Council Member Robert Cornegy Jr. agrees and says the program is absolutely necessary.

“While NYPD is doing their job, we intend to, as a community, do what we believe to be our job, which is to provide opportunity, sustainable movement for our communities,” he said. “We’ve gone through stop-and-frisk, which – the dismantling of stop-and-frisk. We were told that that would make a lawless city and it did not. We actually, as the Mayor mentioned, had become the safest city, and we refuse to go back.”

“On the north side of Bed Stuy, we have a Jobs Plus program that works with the housing developments that are on that side… and have made a difference and we want to extend that difference to the entire Bedford Stuyvesant,” he continued. “So where there is an uptick in crime, we’re going to have an uptick in services and really flood those areas with the necessary services.”

“What we understand is that while there are depraved individuals that are pulling the trigger, society is responsible for the bullets that were loaded into that gun,” he said. “What we want to do is make sure that we can begin to dismantle these guns by providing services.”

According to Ife Charles, the Director of Anti-Violence Projects and Capacity Building at the Center for Court Innovation, this is a time for everyone to step up.

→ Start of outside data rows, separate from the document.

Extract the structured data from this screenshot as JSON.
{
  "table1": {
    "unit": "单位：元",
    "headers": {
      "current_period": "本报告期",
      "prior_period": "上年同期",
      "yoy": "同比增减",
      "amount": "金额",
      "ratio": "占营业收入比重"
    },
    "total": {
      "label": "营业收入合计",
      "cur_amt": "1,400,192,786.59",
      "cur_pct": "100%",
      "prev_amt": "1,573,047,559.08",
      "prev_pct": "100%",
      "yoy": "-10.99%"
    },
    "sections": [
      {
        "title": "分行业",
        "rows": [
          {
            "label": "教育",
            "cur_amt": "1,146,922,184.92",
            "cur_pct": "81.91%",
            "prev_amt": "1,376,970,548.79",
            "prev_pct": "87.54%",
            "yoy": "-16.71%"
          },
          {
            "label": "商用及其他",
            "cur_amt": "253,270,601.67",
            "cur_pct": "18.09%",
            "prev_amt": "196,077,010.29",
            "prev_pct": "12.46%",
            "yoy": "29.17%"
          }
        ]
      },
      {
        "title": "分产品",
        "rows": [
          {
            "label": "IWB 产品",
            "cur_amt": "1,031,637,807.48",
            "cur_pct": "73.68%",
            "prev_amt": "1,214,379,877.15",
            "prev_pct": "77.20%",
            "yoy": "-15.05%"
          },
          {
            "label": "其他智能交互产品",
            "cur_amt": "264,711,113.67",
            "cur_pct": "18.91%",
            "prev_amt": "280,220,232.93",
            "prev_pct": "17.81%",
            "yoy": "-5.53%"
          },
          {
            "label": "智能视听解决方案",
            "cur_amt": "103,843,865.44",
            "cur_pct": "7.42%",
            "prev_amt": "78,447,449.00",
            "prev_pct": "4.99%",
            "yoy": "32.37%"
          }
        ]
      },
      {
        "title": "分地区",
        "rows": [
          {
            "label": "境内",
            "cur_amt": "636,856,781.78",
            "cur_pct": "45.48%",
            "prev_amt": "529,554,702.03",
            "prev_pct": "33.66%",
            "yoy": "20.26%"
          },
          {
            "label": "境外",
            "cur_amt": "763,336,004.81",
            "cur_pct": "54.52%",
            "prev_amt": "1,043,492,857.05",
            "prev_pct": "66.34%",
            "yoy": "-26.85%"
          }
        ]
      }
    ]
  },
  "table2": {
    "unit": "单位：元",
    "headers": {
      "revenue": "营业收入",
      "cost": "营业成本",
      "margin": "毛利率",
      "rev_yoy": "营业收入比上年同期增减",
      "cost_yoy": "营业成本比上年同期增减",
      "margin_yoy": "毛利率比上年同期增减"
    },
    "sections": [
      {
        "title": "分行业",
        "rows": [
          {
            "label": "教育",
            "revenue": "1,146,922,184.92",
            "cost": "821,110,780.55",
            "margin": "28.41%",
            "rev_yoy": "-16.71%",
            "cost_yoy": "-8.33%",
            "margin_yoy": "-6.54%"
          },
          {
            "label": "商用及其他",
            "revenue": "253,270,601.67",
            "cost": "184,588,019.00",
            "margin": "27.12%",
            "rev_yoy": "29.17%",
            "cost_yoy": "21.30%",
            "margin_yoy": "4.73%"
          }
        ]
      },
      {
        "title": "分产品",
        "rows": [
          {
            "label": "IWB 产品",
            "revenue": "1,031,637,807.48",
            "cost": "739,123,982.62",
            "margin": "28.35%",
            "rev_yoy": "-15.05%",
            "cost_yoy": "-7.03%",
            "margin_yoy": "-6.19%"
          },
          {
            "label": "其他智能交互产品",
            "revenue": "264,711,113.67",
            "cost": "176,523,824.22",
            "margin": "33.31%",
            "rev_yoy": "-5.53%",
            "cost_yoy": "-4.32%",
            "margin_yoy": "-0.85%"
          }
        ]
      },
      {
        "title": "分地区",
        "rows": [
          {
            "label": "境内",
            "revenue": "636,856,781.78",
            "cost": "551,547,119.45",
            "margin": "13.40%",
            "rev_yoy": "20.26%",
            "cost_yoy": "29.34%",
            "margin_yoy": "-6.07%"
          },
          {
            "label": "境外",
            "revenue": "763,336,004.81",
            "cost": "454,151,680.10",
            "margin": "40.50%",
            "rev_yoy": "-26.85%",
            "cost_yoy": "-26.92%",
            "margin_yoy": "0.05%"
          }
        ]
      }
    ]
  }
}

“Over the past couple of days, we’ve had meetings and we’ve had marches, what we’ve done in our communities to bring awareness to put the guns down and for our communities to become safe once again,” Charles said. “You know, someone said about taking back, we never lost it, right. So, that is my attitude. We have never lost our communities and it is our responsibility, as residents, to participate.”

She noted that the weekend will be spent with marches throughout the neighborhoods. There will be one in Bed-Stuy where the one-year-old baby boy was killed. And there will be one tomorrow at 5:30 pm at 423 Gates Avenue.

“There is no reason for us to continue to have this violence,” she said. “…This problem can be erased. It is not something that is sustainable. It is not the way that we, as New Yorkers, should live. We should not continue to live in fear. And I think we have the solution. This is an opportunity for us to look at the models that are working. It’s an opportunity for us to utilize the people who’ve had lived and learned experiences and are willing to go back out there and have conversations with individuals.”